A princípio, o autor pode soar até ousado para os leitores conservadores. Afinal, o acadêmico pondera sobre a ideia do nascimento de um “novo ser humano” a partir dos anos 1970. Exagero? Ele prova que não e ainda lança críticas a seus pares. “Eu acusaria os filósofos, entre os quais me incluo, gente que tem como vocação antecipar o saber e as práticas futuras e que, tenho a impressão, falhou nesse ponto. Presos cotidianamente à política, eles não perceberam o contemporâneo se aproximar”, ressalta.
O título do livro, Polegarzinha, é o nome que dá aos representantes da geração de dedos inquietos em teclados e telas. É a partir da perspectiva sobre o que eles já fazem e da maneira como lidam com o caos da informação que o autor sustenta a ideia sobre o surgimento do sujeito diferente. “Eles não têm o mesmo corpo, a mesma expectativa de vida, não se comunicam mais da mesma maneira, não percebem mais o mesmo mundo, não vivem mais na mesma natureza, não habitam mais o mesmo espaço", distingue.
Como professor, Michel Serres parte de seu ofício para introduzir a própria inquietação em descobrir uma maneira diferente de lidar com as transformações. Dividido em três partes, Polegarzinha primeiro apresenta uma espécie de estado da arte do que ele pretende falar, ou seja, a atenta observação do autor sobre as “crianças” que habitam o virtual, “por celular têm acesso a todas as pessoas; por GPS a todos os lugares; por internet, a todo saber”.
Boas perguntas
Feito isso, o filósofo inicia uma série de perguntas que se repetem ao longo dos capítulos dedicados aos desafios da escola e da sociedade.

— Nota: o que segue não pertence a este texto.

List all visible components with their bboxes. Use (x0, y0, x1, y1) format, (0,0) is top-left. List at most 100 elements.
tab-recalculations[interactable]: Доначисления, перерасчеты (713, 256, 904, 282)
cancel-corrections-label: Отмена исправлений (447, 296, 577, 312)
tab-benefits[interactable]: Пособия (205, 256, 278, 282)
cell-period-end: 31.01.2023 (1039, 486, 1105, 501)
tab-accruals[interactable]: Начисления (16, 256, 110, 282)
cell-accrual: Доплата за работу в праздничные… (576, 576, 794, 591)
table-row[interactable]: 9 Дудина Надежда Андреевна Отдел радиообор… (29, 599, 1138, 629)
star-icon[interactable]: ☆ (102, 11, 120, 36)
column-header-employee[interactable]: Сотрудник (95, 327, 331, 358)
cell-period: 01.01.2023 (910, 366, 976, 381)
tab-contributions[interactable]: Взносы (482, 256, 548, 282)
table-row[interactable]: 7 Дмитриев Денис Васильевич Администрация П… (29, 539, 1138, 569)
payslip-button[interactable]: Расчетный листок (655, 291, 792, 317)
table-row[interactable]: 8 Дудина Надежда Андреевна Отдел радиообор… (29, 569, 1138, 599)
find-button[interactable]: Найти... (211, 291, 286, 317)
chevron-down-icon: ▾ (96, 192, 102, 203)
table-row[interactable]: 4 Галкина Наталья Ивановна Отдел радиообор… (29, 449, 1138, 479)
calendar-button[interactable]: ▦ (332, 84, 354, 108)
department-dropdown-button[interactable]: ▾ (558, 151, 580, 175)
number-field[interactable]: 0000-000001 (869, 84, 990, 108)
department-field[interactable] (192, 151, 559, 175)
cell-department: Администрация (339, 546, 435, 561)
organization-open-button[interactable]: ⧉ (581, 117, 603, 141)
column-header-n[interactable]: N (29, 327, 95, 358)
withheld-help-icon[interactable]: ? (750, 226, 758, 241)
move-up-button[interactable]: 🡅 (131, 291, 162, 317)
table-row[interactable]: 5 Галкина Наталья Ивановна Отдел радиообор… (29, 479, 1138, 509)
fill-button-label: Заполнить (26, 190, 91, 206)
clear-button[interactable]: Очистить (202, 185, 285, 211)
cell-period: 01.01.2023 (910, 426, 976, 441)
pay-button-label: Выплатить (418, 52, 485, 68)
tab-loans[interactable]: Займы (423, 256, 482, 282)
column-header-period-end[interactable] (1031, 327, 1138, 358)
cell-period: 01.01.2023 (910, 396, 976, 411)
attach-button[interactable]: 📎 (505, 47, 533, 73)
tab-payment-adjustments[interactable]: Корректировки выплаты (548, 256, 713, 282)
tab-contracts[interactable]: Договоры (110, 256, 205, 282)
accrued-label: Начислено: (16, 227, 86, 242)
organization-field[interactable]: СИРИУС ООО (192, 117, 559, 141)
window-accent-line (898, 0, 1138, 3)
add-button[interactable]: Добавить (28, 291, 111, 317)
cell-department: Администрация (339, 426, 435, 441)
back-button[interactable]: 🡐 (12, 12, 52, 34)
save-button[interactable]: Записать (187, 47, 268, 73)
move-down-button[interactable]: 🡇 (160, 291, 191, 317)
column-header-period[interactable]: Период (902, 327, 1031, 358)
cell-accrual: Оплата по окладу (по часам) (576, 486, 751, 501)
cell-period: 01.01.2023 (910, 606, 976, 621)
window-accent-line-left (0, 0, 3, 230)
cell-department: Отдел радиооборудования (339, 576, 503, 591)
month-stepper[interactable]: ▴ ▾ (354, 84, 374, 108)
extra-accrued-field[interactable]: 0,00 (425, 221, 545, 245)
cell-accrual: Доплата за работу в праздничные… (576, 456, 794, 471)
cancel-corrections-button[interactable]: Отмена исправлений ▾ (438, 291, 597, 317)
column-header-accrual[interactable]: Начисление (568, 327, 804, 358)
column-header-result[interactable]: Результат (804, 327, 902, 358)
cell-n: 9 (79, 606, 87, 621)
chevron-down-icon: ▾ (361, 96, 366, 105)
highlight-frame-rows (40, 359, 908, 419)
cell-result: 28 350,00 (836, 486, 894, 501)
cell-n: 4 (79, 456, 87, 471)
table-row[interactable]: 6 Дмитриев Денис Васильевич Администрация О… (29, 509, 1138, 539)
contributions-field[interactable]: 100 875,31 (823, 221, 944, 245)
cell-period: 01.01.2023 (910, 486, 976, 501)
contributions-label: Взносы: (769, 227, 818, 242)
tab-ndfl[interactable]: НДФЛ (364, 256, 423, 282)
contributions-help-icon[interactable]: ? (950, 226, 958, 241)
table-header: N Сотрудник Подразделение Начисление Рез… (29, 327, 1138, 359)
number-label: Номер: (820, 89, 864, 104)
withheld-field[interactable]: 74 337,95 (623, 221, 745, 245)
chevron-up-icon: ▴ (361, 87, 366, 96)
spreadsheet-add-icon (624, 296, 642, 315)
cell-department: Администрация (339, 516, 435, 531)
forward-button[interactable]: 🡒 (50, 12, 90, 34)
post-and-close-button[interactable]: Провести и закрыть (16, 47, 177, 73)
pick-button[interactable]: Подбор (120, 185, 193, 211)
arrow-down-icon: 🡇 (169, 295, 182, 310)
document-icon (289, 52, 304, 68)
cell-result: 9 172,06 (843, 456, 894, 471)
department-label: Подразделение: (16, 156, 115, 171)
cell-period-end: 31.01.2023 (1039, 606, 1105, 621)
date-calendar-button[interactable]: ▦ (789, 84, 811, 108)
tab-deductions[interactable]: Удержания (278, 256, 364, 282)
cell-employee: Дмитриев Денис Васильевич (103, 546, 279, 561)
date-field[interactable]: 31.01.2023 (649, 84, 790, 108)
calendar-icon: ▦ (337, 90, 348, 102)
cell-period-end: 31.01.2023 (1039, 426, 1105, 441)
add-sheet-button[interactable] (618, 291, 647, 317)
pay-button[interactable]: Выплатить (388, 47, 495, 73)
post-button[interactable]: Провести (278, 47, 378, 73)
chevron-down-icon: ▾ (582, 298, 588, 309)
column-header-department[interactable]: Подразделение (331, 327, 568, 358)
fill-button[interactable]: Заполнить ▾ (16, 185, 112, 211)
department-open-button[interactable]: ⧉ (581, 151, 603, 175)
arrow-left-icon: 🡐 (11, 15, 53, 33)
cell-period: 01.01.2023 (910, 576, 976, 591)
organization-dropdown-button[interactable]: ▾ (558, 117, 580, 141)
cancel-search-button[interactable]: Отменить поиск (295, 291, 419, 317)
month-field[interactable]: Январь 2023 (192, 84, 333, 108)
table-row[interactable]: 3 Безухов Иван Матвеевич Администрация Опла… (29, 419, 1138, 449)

O que transmitir? A quem? Como? Para acompanhar o homem que já mudou, Michel Serres reflete sobre a necessidade de uma reciclagem urgente no ensino, no trabalho, nas empresas, na saúde, no direito, na política, enfim, nas engrenagens sociais. Para retratar a lógica da Polegarzinha, ele lança mão de ideias célebres, como a de Montaigne (defensor de “uma cabeça bem-construída a um saber acumulado”) e também de metáforas como o caso da Legenda Áurea.
Escrita por Jacques de Voragine, conta o milagre alcançado por Denis, bispo de Paris condenado à decapitação pelo imperador Domiciano. Diz a lenda que, por preguiça dos soldados que o encaminhavam ao alto do morro de Montmartre, teriam cortado a cabeça antes de chegar ao topo. Para a surpresa deles, o próprio Denis, milagrosamente, teria continuado a caminhada com a cabeça nas mãos. Foi canonizado.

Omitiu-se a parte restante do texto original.